Constipation in children is a major health issue around the world, with a global prevalence of 9.5%. They present to clinicians with a myriad of clinical signs. The Rome IV symptom-based criteria are used to diagnose functional constipation. Functional constipation is also a huge financial burden for healthcare system and has a detrimental impact on health-related quality of life of children. There are various risk factors identified globally, including centrally connected factors such as child abuse, emotional and behavioral issues, and psychological stress. Constipation is also precipitated by a low-fiber diet, physical inactivity, and an altered intestinal microbiome. The main pathophysiological mechanism is stool withholding, while altered rectal function, anal sphincter, pelvic floor, and colonic dysfunction also play important roles. Clinical evaluation is critical in making a diagnosis, and most investigations are only required in refractory patients. In the treatment of childhood constipation, both nonpharmacological (education and de-mystification, dietary changes, toilet training, behavioral interventions, biofeedback, and pelvic floor physiotherapy), and pharmacological (osmotic and stimulant laxatives and novel drugs like prucalopride and lubiprostone) interventions are used. For children with refractory constipation, transanal irrigation, botulinum toxin, neuromodulation, and surgical treatments are reserved. While frequent use of probiotics is still in the experimental stage, healthy dietary habits, living a healthy lifestyle and limiting exposure to stressful events, are all beneficial preventive measures.
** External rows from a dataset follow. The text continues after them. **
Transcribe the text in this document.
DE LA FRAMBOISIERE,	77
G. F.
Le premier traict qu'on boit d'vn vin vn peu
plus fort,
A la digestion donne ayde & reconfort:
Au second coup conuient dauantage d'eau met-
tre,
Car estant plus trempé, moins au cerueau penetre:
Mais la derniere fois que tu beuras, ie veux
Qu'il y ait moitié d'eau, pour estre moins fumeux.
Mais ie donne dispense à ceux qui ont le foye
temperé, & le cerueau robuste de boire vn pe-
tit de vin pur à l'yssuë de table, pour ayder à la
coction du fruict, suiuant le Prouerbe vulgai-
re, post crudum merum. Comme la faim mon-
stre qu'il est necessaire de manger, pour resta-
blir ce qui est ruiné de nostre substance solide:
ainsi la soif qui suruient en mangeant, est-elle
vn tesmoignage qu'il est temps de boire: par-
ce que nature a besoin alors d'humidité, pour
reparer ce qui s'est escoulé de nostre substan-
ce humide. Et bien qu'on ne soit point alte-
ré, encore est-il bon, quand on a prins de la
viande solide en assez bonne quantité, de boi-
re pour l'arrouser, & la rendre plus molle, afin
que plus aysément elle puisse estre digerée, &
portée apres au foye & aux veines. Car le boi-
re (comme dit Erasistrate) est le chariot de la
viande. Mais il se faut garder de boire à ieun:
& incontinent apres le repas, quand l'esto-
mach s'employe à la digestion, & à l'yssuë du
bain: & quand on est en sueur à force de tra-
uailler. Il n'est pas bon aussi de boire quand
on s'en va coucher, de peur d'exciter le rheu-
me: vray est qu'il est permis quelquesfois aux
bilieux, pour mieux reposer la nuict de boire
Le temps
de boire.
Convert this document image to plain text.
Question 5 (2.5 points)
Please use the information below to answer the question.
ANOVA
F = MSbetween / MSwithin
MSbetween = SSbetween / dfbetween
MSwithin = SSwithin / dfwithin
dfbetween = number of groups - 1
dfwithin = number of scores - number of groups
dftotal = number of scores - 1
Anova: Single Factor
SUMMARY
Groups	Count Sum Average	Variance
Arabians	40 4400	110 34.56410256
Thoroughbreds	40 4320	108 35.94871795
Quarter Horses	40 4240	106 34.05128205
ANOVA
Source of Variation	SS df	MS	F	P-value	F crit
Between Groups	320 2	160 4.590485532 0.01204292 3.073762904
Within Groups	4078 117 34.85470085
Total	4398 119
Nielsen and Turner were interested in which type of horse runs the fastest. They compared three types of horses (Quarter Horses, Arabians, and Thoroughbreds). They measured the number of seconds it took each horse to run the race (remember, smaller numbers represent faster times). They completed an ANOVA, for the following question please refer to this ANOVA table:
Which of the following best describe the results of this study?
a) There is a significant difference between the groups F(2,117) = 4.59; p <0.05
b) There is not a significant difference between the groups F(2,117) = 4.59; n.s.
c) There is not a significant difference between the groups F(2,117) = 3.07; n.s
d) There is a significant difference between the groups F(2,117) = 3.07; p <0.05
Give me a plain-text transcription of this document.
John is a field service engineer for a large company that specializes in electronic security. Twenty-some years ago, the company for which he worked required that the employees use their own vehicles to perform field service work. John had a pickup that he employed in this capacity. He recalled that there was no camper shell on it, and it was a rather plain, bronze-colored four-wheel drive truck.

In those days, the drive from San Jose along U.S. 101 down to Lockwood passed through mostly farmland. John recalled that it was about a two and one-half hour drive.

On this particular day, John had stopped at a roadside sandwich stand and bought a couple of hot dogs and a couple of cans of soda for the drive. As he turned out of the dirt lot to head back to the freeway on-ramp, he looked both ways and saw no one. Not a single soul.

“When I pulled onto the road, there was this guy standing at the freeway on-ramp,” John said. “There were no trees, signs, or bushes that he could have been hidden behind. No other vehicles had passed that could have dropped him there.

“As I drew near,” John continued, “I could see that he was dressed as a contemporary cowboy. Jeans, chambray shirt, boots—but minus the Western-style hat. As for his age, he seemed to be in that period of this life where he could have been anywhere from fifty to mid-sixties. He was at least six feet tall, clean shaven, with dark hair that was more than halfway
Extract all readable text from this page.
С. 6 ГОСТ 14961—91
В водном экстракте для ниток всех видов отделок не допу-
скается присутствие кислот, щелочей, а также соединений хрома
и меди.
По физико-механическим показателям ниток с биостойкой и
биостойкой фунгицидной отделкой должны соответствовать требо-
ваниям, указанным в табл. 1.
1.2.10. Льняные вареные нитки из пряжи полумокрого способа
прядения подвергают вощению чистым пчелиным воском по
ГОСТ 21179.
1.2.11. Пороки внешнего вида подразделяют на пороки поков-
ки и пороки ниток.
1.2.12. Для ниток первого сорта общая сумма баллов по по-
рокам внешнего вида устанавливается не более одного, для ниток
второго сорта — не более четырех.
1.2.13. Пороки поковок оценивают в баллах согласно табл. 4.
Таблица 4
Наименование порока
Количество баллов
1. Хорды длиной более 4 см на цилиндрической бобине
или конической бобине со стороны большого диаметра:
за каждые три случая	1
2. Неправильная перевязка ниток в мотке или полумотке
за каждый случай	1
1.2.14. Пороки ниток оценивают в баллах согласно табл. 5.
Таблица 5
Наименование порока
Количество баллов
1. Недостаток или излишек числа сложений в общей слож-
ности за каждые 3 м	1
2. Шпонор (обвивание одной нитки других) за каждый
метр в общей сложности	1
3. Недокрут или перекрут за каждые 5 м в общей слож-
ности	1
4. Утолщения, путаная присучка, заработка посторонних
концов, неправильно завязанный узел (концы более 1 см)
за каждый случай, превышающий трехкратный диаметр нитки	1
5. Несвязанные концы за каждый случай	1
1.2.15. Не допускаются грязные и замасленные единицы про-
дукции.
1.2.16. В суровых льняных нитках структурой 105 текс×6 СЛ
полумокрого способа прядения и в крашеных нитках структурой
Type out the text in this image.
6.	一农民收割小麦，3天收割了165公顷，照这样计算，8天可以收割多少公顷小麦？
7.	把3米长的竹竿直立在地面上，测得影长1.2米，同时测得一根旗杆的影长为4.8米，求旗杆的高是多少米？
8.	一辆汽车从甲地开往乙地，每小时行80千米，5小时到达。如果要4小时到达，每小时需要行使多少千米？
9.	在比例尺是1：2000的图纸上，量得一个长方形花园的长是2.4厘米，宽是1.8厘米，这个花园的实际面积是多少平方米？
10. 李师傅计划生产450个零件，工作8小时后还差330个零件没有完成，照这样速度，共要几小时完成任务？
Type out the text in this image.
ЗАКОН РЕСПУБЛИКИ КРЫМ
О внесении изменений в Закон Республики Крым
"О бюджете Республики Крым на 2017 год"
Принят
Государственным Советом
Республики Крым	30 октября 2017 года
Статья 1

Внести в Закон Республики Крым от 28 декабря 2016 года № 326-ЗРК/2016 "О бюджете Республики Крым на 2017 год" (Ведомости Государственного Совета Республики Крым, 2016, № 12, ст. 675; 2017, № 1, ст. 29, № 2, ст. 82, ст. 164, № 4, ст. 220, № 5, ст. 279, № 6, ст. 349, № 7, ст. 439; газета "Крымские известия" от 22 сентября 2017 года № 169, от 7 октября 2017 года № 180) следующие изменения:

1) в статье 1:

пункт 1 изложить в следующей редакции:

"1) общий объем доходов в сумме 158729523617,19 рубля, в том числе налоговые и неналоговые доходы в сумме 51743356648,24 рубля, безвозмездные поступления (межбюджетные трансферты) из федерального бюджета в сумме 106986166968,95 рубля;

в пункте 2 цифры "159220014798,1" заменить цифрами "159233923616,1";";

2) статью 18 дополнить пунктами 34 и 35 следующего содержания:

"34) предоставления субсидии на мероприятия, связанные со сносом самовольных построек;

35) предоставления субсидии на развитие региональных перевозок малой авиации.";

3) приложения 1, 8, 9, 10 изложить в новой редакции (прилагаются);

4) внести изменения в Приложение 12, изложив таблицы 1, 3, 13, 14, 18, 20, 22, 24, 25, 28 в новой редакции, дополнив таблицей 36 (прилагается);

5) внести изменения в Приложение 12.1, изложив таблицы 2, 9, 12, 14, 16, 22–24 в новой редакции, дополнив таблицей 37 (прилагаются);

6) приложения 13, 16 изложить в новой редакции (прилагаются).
Keywords: Constipation, Children, Functional gastrointestinal disorders, Psychological stress, Treatment, Surgical interventions

Core Tip: Constipation is a public health problem. It has a high prevalence and a multitude of risk factors. The main pathophysiological mechanisms are stool withholding and colonic and anorectal dysfunction in younger and older children, respectively. Constipation is a clinical diagnosis based on the Rome IV criteria. Polyethylene glycol-based therapy is the mainstay in the management of constipation, while other osmotic and stimulant laxatives are used as adjunct therapies. Colonic washouts and surgical interventions are reserved for refractory constipation. A well-planned preventive strategy is useful in preventing functional constipation in children and would be able to reduce healthcare costs and improve health-related quality of life.